An Ode to Sourceforge
Back in the day, circa before 2005, the land of the free open source dwellers lived in the land of sourceforge. Good old derivative of VA Linux, then VA Systems, then whatever else it morphed into– some sister company of the good ol' slashdot, until that and everything got bought out by now Dice sometime in 2013. Anyhow, I shall digress.
Sourceforge used to be the goto place for FOSS software. Man, I found so much good stuff their back in the day. Gaim, PDF Creator, Freemind and then Freeplane. Their POTM, Project of the Month, highlighter was awesome. Then like frequently happens, one good thing got surpassed by another. sf.net lossed some geek cred, and the developers went to the land of googlecode, and then onto github in 2008-2009.
They say that sourceforge with its dependency on advertisements irked people. Github with its subscription model was just more developer friendly, and frankly less annoying. But Github vs Google code? Both provided a VCS, subversion git what have you. Shoot, even now sf.net has git control supposedly. Github however made things just more transparent, fluid, and pleasant to the eye. One could actually more visibly see checked in code. This was awesome. Sure it took a little more to download stuff, whereas one would just download an exe or dmg in SF, in github one had to either use git to retrieve a file or download a momentary zip file.
Github, just plain and simple surpassed sf.net . One thing though I love about sf.net still though is file and FOSS project discover.
That being said, I’ve been kinda getting all nostalgic and reminiscent about things, when I discovered my new favorite piece of Foss software. Alas, and this time, it was not on sf.net. Mindmup found on github, json based, flowcharting and mindmapping software. Man, it was sometime way back when in 2005 and 2006 when I discovered Freeplane and Freemind on sf.net . That was the most awesome mindmapping tool. XML based, portable, free, it was the coolest thing next to slice bread. I used it for organization for a good year plus for many things.

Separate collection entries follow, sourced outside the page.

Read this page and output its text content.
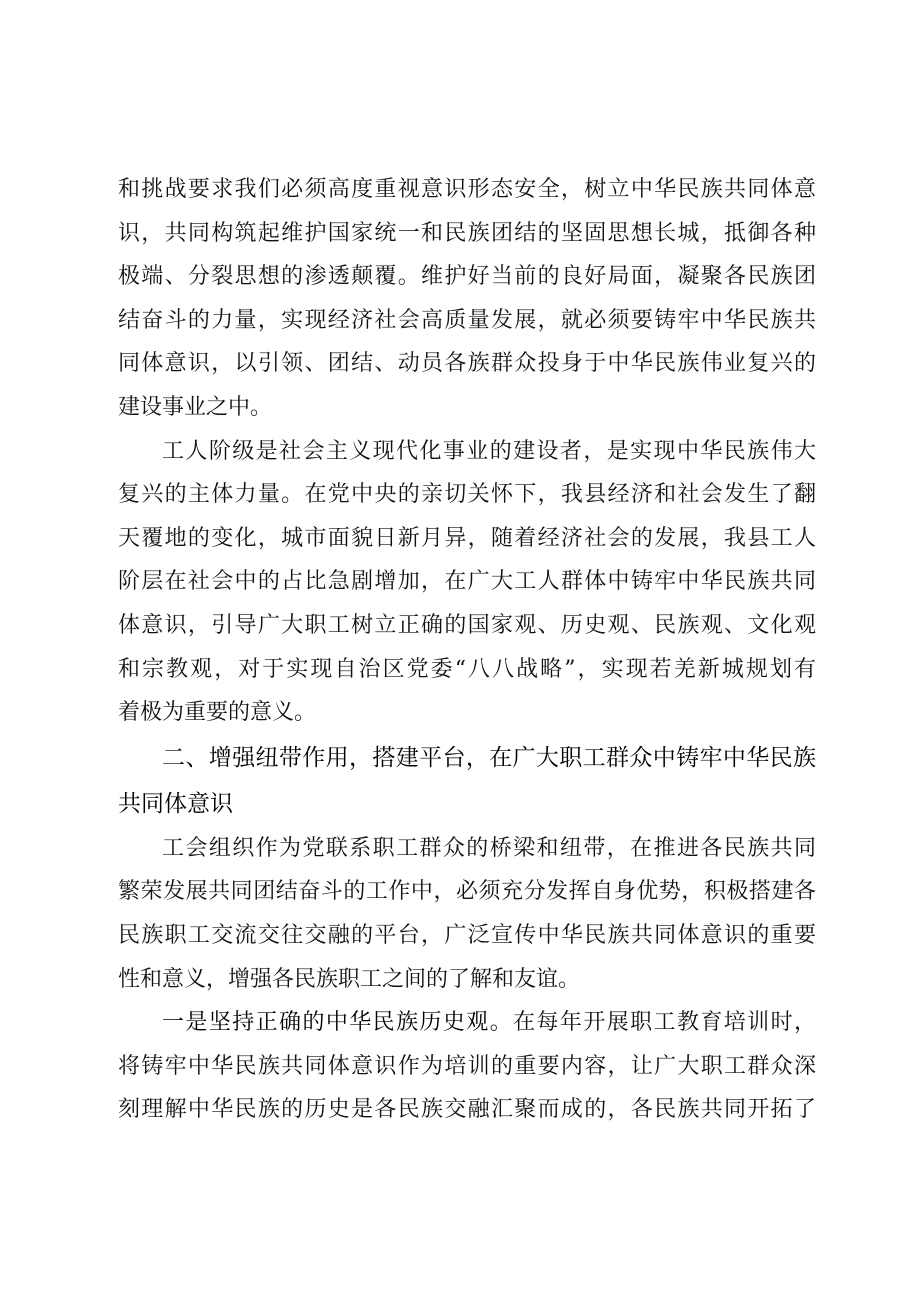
和挑战要求我们必须高度重视意识形态安全，树立中华民族共同体意
识，共同构筑起维护国家统一和民族团结的坚固思想长城，抵御各种
极端、分裂思想的渗透颠覆。维护好当前的良好局面，凝聚各民族团
结奋斗的力量，实现经济社会高质量发展，就必须要铸牢中华民族共
同体意识，以引领、团结、动员各族群众投身于中华民族伟业复兴的
建设事业之中。
工人阶级是社会主义现代化事业的建设者，是实现中华民族伟大
复兴的主体力量。在党中央的亲切关怀下，我县经济和社会发生了翻
天覆地的变化，城市面貌日新月异，随着经济社会的发展，我县工人
阶层在社会中的占比急剧增加，在广大工人群体中铸牢中华民族共同
体意识，引导广大职工树立正确的国家观、历史观、民族观、文化观
和宗教观，对于实现自治区党委“八八战略”，实现若羌新城规划有
着极为重要的意义。
二、增强纽带作用，搭建平台，在广大职工群众中铸牢中华民族
共同体意识
工会组织作为党联系职工群众的桥梁和纽带，在推进各民族共同
繁荣发展共同团结奋斗的工作中，必须充分发挥自身优势，积极搭建各
民族职工交流交往交融的平台，广泛宣传中华民族共同体意识的重要
性和意义，增强各民族职工之间的了解和友谊。
一是坚持正确的中华民族历史观。在每年开展职工教育培训时，
将铸牢中华民族共同体意识作为培训的重要内容，让广大职工群众深
刻理解中华民族的历史是各民族交融汇聚而成的，各民族共同开拓了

Anyhow, mindmup just topples things over and surpassed the freeplane/freemind land. First off, it can be used on multiple computers, anywhere there is a browser, without installing an executable. Straight off, best feature, cross platform, and browser cloud based. Save it on localstorage, googledrive, dropbox, their own mindmup servers, or shoot even github. Portable not just the program but where you can save the files. Anywhere you got a browser. Man, that it authenticates and saves files on Google Drive–Awesome!!!! The only way it could/would be more awesome would be if it saved to Owncloud (thats another story….man I still gotta try and install that). Another thing, that makes freeplane and freemind so awesome, even if the program wasn’t installed, data portability was ensured in that one could open up the xml file and still find their data in the xml records. Well, for this old *.mup file (vs the old *.mm xml file), its json based. And what does that mean? Well, its a lot more coherent and compact to read.
Man, this has been a wandering blog, praising both sourceforge and then github–I still like ‘em both, but I’m finding more cool stuff on github now. I guess to close things off, Mindmup is an awesome tool, as awesome as Freemind and Freeplane ever were, and more portable and usable than the former tools. Also, I think I’m appreciating the value of JSON over XML, readability in the vast stores of metadata. Conciseness, less kilobytes of space, but gee, just making it a whole lot more readable.